(Imagem retirada do Deviantart)
Diante
daqueles conflitantes pensamentos, calei-me e fechei meus olhos. Era tolice, eu
tinha certeza. Eu não me sentiria aliviada ao fechar os olhos, em vez disso, trancar-me-ia
na mesma prisão da qual eu gostaria de me libertar. Talvez o mais adequado fosse
libertar as minhas lágrimas a fim de aliviar-me, todavia elas não chegavam até
meus olhos. Ficaram presas em meu coração despedaçado.
Mesmo
com um milhão de tentativas, não fui capaz de desacelerar meus pensamentos.
Eles me corroíam, me consumiam, me esgotavam. Dilaceravam-me lentamente, tortuosamente.

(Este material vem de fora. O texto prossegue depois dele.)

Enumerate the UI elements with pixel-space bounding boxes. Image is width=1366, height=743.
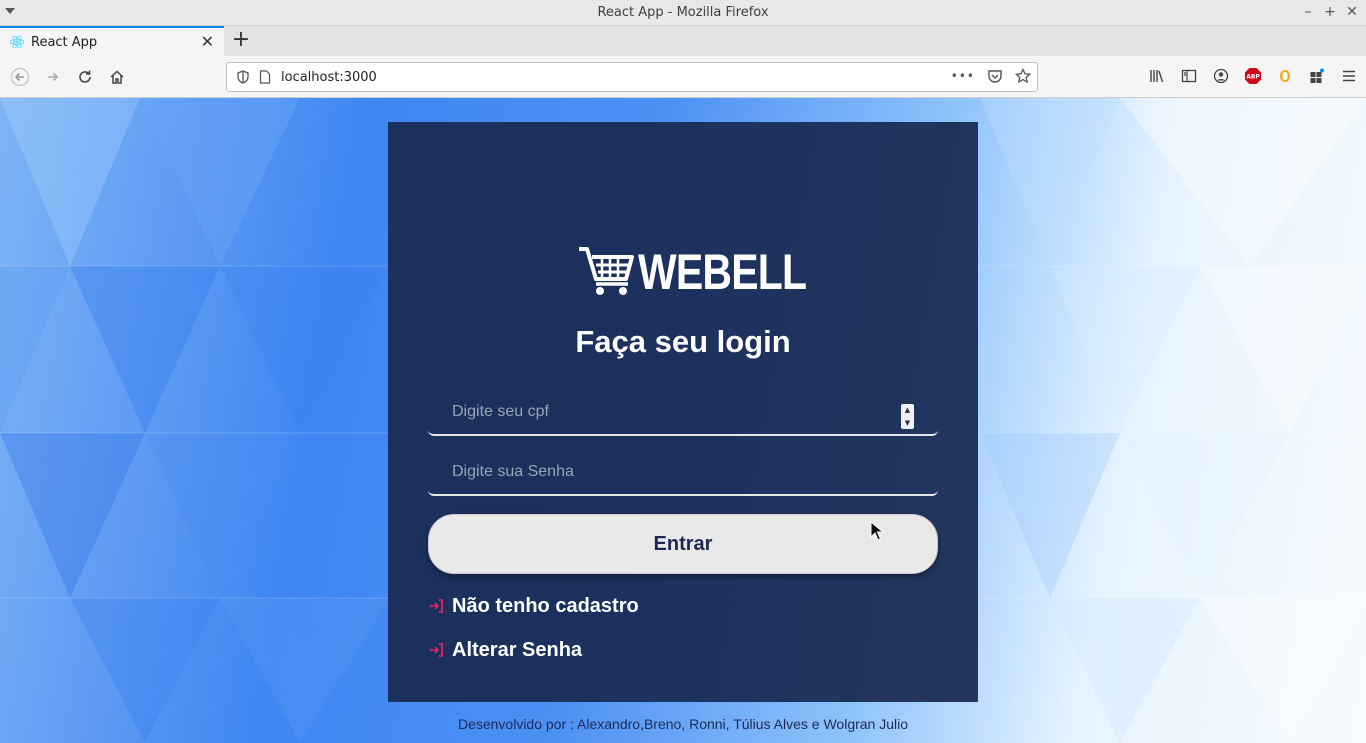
password-input[interactable] [428,450,938,494]
tab-label: React App [31,34,98,50]
forward-arrow-icon [48,72,59,82]
adblock-plus-icon[interactable]: ABP [1244,67,1262,85]
window-controls: – + ✕ [1302,4,1358,20]
account-icon[interactable] [1212,67,1230,85]
maximize-button[interactable]: + [1324,4,1336,20]
react-icon [9,35,25,49]
register-link-label[interactable]: Não tenho cadastro [452,595,639,618]
cpf-field: ▲ ▼ [428,390,938,436]
pocket-icon[interactable] [987,68,1003,84]
reload-button[interactable] [71,63,99,91]
window-title: React App - Mozilla Firefox [597,5,769,20]
sidebar-icon[interactable] [1180,67,1198,85]
cpf-input[interactable] [428,390,938,434]
password-field [428,450,938,496]
url-bar[interactable]: localhost:3000 ••• [226,62,1038,92]
spinner-down-icon[interactable]: ▼ [905,419,910,427]
close-tab-icon[interactable]: ✕ [201,32,214,51]
tab-react-app[interactable]: React App ✕ [0,26,224,56]
close-window-button[interactable]: ✕ [1346,4,1358,20]
url-text[interactable]: localhost:3000 [281,70,377,85]
page-actions-icon[interactable]: ••• [951,69,975,83]
library-icon[interactable] [1148,67,1166,85]
tab-bar: React App ✕ + [0,26,1366,56]
footer-credits: Desenvolvido por : Alexandro,Breno, Ronn… [457,716,909,732]
login-title: Faça seu login [575,324,791,359]
mouse-pointer-icon [870,521,884,541]
brand-logo: WEBELL [578,244,843,300]
toolbar-right: ABP [1148,67,1358,85]
svg-text:ABP: ABP [1246,74,1260,81]
number-spinner[interactable]: ▲ ▼ [901,404,914,429]
login-card: WEBELL Faça seu login ▲ ▼ Entrar Não ten… [388,122,978,702]
navigation-toolbar: localhost:3000 ••• ABP [0,56,1366,98]
window-titlebar: React App - Mozilla Firefox – + ✕ [0,0,1366,26]
page-info-icon[interactable] [257,69,273,85]
page-viewport: WEBELL Faça seu login ▲ ▼ Entrar Não ten… [0,98,1366,743]
sign-in-arrow-icon [428,597,446,615]
enter-button[interactable]: Entrar [428,514,938,574]
window-menu-icon[interactable] [5,8,15,14]
new-tab-button[interactable]: + [230,28,252,52]
extensions-puzzle-icon[interactable] [1308,67,1326,85]
back-arrow-icon [11,68,29,86]
register-link[interactable]: Não tenho cadastro [428,593,639,619]
spinner-up-icon[interactable]: ▲ [905,406,910,414]
home-icon [110,70,124,84]
back-button[interactable] [6,63,34,91]
url-actions: ••• [951,68,1031,84]
shopping-cart-icon [579,247,634,295]
extension-icon[interactable] [1276,67,1294,85]
minimize-button[interactable]: – [1302,4,1314,20]
bookmark-star-icon[interactable] [1015,68,1031,84]
change-password-link[interactable]: Alterar Senha [428,637,582,663]
brand-name: WEBELL [638,244,807,300]
home-button[interactable] [103,63,131,91]
hamburger-menu-icon[interactable] [1340,67,1358,85]
change-password-link-label[interactable]: Alterar Senha [452,639,582,662]
tracking-protection-icon[interactable] [235,69,251,85]
sign-in-arrow-icon [428,641,446,659]
forward-button[interactable] [39,63,67,91]
reload-icon [79,70,91,83]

Não tinham piedade de mim. Estava quebrada, arranhada, corrompida. E não sabia
o que fazer a respeito.
E
quando tudo que você acredita na vida se desmonta? Escorrega por entre os vãos
de seus dedos e se espatifa em milhões de pedacinhos no chão? Você pode
recolher esses pedacinhos e tentar se remontar, no entanto talvez tenha uma
parte que nunca se encaixe em lugar algum. Ela sempre ficará de fora e sua
ausência lhe incomodará, não importa quão esforçado você seja para ignorá-la.
Afinal, aquilo também é seu. Mesmo fora de você, continua sendo uma parte sua.
Talvez
em algum outro dia ou em alguma outra hora você se reencontre. Pode ser em uma
esquina qualquer, em sua casa ou em uma pessoa. Inimaginável. Quem sabe você
tome uma decisão certa, se é que existe alguma errada. Talvez seja possível se
remendar; quem nunca teve que usar algum pedaço de outra coisa para remendar
alguma parte rasgada? Aceite, você também pode ser rasgado. Você pode ser
rasgado por suas (in)decisões e ter que aprender a costurar a si mesmo. É a
vida, simples assim. Acontece com todo mundo. Comigo também aconteceu.
Minha
vida dependia daquilo. De um sorriso ou de um pró. Mas tudo estava contra.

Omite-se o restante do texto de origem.